Another way to prevent the harmful effects of UV radiation is to use the kind of fuel that will generate little to no UV radiation. While it is okay to use high-intensity flames for smaller periods, you should use low-UV alternatives, like firelog, when you plan to light a fire for a long time (like for camping). Firewood products come in different forms: 

  • Pine Mountain StarterLogg does not require kindling or any ‘starter,’ making them ideal for new campers and people not experienced with lighting firepits. It burns with 80% less carbon monoxide, making it a greener alternative as well.
Pine Mountain StarterLogg Select-A-Size Firestarting Blocks, 24 Starts Firestarter Wood Fire Log for Campfire, Fireplace, Wood Stove, Fire Pit, Indoor & Outdoor Use
  • Pine Mountain’s Trad Fire Log is a more traditional version that requires a starter. However, it has a longer burn time with each log having the capacity to stay alight for 2 hours. To make it user-friendly, the manufacturers package individual logs in a paper that can be used as a starter and lit directly.
Pine Mountain 6PK 2HR Trad Fire Log, 6 Firelogs, 2-Hour Burn Time, 6 Count
  • BRC Premium Firewood is an option for the traditional bonfire enthusiasts. It is a high-quality, treated, wood bundle that burns well for a longer duration.

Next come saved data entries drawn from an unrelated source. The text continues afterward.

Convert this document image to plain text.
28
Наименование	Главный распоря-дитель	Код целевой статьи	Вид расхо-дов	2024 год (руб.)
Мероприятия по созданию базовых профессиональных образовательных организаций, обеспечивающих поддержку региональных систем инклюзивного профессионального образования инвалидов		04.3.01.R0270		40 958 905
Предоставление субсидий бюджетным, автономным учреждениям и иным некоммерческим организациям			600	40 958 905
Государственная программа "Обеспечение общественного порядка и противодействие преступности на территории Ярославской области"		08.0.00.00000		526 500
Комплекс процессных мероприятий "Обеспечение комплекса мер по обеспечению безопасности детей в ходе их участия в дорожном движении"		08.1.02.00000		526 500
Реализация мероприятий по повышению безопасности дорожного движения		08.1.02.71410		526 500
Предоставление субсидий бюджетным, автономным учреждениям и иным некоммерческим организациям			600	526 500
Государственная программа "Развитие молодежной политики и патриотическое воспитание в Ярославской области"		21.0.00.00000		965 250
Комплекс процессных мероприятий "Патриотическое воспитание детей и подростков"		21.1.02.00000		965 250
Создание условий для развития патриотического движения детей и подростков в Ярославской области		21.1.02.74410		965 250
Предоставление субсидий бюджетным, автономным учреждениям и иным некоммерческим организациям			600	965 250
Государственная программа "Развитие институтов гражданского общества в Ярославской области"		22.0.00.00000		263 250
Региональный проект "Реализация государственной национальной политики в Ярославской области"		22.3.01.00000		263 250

How to Protect Yourself From Daylight UV Radiation

UV rays from a fire are only occasionally a threat to your skin’s health, but consistent exposure to the sun can be far more damaging. That is why, according to the American Cancer Society, you should avoid going out between 10 am and 4 pm without your skin covered. You should be especially careful during the summer and spring, as the daylight UV radiation is at its highest during these seasons. You can refer to the  UV-protection shirt recommendations above.

If you do not want to limit your fashion choices to full-sleeve shirts only, remember that sunscreens are not for beach visits only. You can cover the exposed areas of your body (like your neck) with sunscreen in your day-to-day routine. 

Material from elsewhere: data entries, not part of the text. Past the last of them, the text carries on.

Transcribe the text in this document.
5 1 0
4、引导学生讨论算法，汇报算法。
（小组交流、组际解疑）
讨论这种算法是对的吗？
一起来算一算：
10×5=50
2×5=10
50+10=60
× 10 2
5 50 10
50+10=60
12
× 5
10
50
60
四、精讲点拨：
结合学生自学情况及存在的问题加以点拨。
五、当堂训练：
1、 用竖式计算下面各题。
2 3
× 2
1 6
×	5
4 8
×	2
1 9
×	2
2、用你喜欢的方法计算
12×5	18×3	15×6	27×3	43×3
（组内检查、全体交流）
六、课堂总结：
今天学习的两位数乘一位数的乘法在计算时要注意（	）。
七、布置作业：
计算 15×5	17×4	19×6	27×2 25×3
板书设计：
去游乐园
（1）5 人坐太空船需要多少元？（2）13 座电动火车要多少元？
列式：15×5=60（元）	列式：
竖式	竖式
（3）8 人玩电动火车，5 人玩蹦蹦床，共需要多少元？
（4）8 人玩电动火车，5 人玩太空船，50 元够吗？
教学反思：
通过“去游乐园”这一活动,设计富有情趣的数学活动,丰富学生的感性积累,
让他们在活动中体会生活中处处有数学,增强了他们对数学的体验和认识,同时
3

Neutrogena’s Beach Defense Sunscreen is a favorite because it is water-resistant. Having the back of your hands covered in sunscreen has no point if it comes after the first time you wash your hands. There is a reason it has over 3000 reviews on Amazon.

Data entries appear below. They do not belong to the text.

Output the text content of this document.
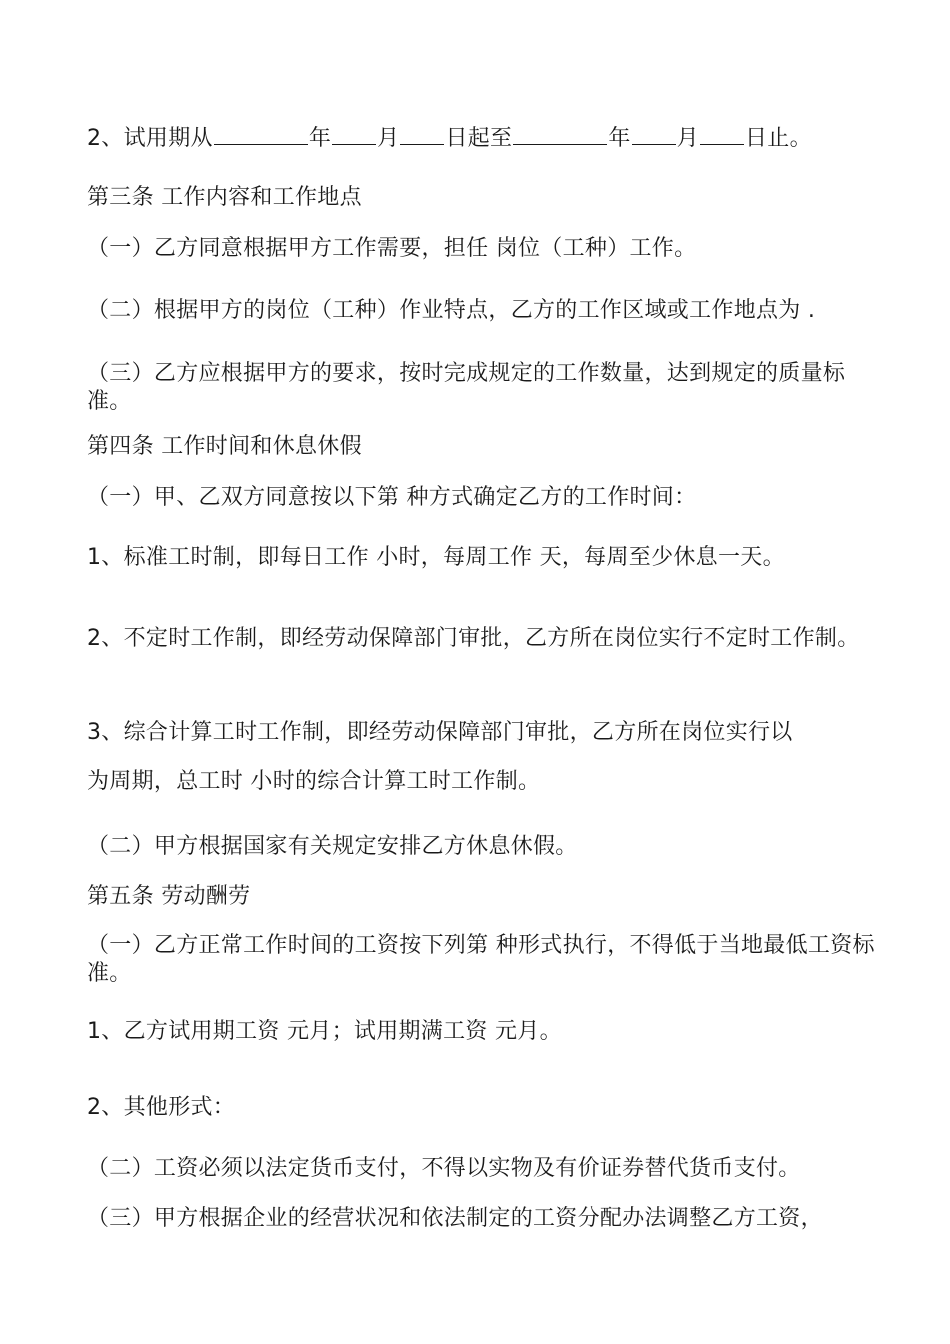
2、试用期从	年 月 日起至	年 月 日止。
第三条 工作内容和工作地点
（一）乙方同意根据甲方工作需要，担任 岗位（工种）工作。
（二）根据甲方的岗位（工种）作业特点，乙方的工作区域或工作地点为 .
（三）乙方应根据甲方的要求，按时完成规定的工作数量，达到规定的质量标准。
第四条 工作时间和休息休假
（一）甲、乙双方同意按以下第 种方式确定乙方的工作时间：
1、标准工时制，即每日工作 小时，每周工作 天，每周至少休息一天。
2、不定时工作制，即经劳动保障部门审批，乙方所在岗位实行不定时工作制。
3、综合计算工时工作制，即经劳动保障部门审批，乙方所在岗位实行以
为周期，总工时 小时的综合计算工时工作制。
（二）甲方根据国家有关规定安排乙方休息休假。
第五条 劳动酬劳
（一）乙方正常工作时间的工资按下列第 种形式执行，不得低于当地最低工资标准。
1、乙方试用期工资 元月；试用期满工资 元月。
2、其他形式：
（二）工资必须以法定货币支付，不得以实物及有价证券替代货币支付。
（三）甲方根据企业的经营状况和依法制定的工资分配办法调整乙方工资，
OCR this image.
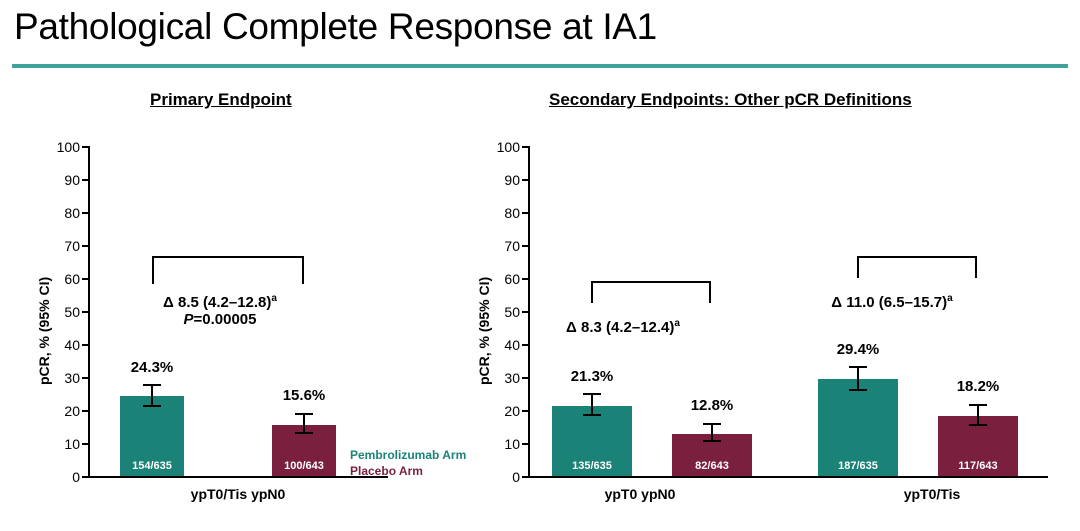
Pathological Complete Response at IA1
Primary Endpoint	Secondary Endpoints: Other pCR Definitions
pCR, % (95% CI)
100
90
80
70
60
50
40
30
20
10
0
154/635
24.3%
100/643
15.6%
Δ 8.5 $(4.2-12.8)^a$
P=0.00005
ypT0/Tis ypN0
Pembrolizumab Arm
Placebo Arm
pCR, % (95% CI)
100
90
80
70
60
50
40
30
20
10
0
135/635
21.3%
82/643
12.8%
187/635
29.4%
117/643
18.2%
Δ 8.3 $(4.2-12.4)^a$
Δ 11.0 $(6.5-15.7)^a$
ypT0 ypN0	ypT0/Tis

Neutrogena Beach Defense Water Resistant Sunscreen Body Lotion with Broad Spectrum SPF 70, Oil-Free and Fast-Absorbing, 6.7 oz

Final Thoughts

Excessive exposure to ultraviolet radiation can be harmful, and in that regard, you must be more cautious of the sun than a fire. However, not all UV radiation from fire is nominal. Wildfires burn intensely and consistently, emitting significant levels of UV radiation across long distances. 

That is why it’s recommendable exercising caution regarding UV radiation in general by installing a good UV/IR detector, getting anti-UV clothing, using the right fuel when lighting a fire, and wearing sunscreen on exposed body parts during the day.


  • Nicole Sutton

    Nicole Sutton is an enthusiastic writer and knowledgeable contributor to She offers a plethora of knowledge to the platform, with a background in environmental science and a profound curiosity with all things connected to temperature regulation. Nicole's interesting and informative writings assist readers in making informed decisions about home heating, cooling, and climate control.